From: Eugene Leitl (Eugene.Leitl@lrz.uni-muenchen.de)
Date: Sun Jan 05 1997 - 11:36:35 MST


   The latest and most exciting development in ATR's CAM-Brain Project is
   the very recent (September 96) brainstorming work with an American
   based hardware designer on the so-called "CAM-Brain Machine (CBM)",
   which should be implemented by summer of 97, to evolve neural net
   modules in less than a second (with a genetic algorithm population of
   100 and with 100 generations or so). If this project is approved by
   ATR management, this section will be updated in greater detail.

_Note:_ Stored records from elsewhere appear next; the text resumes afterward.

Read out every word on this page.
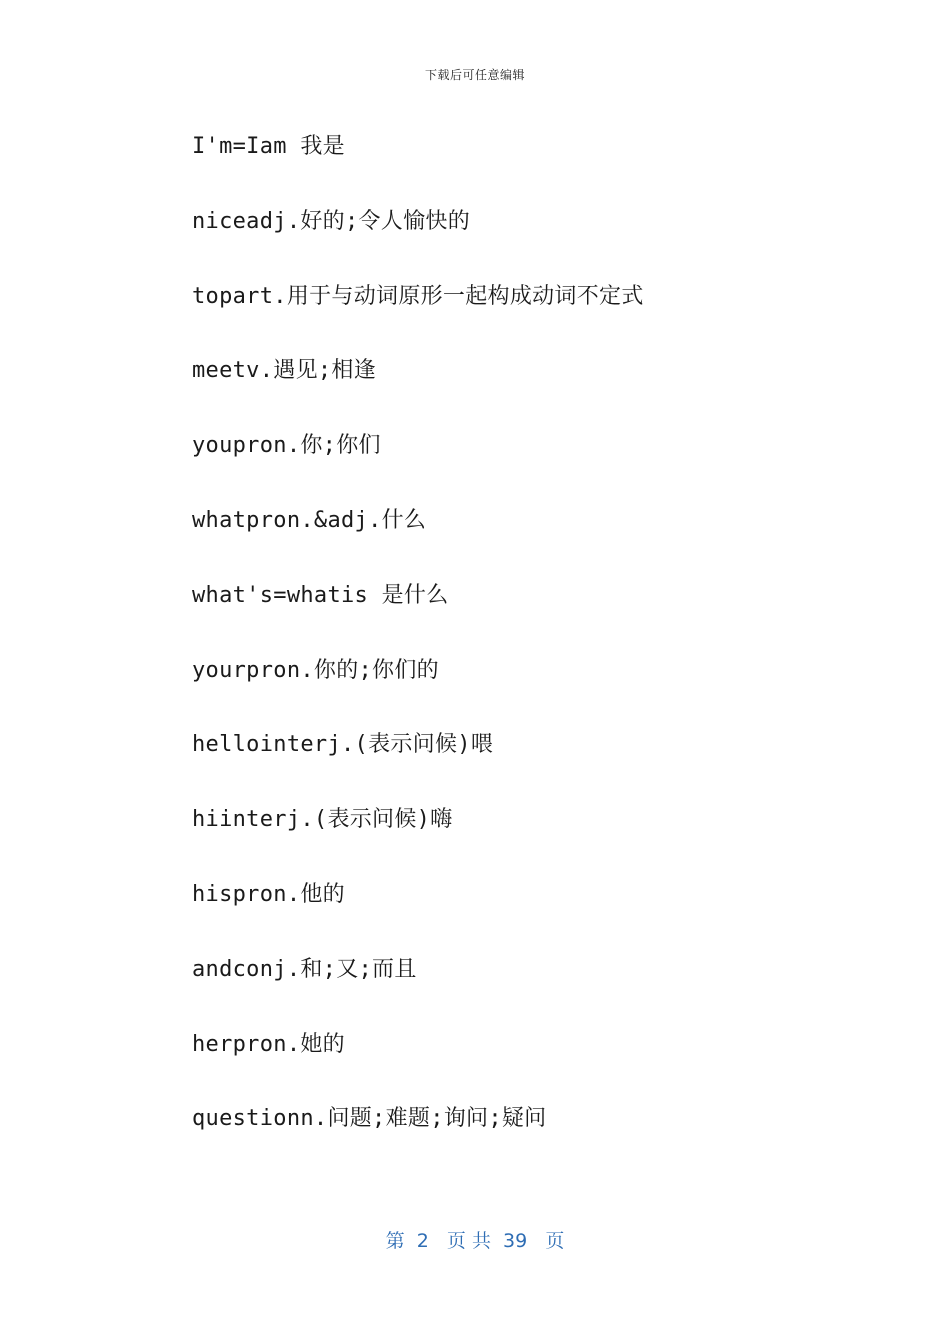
下载后可任意编辑
I'm=Iam 我是
niceadj.好的;令人愉快的
topart.用于与动词原形一起构成动词不定式
meetv.遇见;相逢
youpron.你;你们
whatpron.&adj.什么
what's=whatis 是什么
yourpron.你的;你们的
hellointerj.(表示问候)喂
hiinterj.(表示问候)嗨
hispron.他的
andconj.和;又;而且
herpron.她的
questionn.问题;难题;询问;疑问
第  2   页 共  39   页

The
   excitement comes from the realisation that a CBM will make brain
   building (i.e. evolving a million neural net modules and putting them
   together into artificial brains) practical and realistic. For the past
   few years, the general reaction to the CAM-Brain Project has been one
   of "wait and see, tinged with a bit of scepticism, due to the large
   numbers of neurons mentioned (i.e. a billion)". CBMs will change all
   this. Personally, I believe that CBMs will give birth to a new
   industry - artificial brains, brain-like computers. I am very excited.

UPDATE 24 December 1996

   A contract between ATR and Dr. Mikhail KORKIN was signed Xmas Eve,
   1996. A prototype version of CBM will be delivered by April 1997, and
   if it passes appropriate feasibility tests, the full machine should be
   delivered to ATR by the end of 1997. This machine will be based on
   Xilinx's XC6264 chips, and will evolve a neural net module in a
   fraction of a second, thus making brain building practical.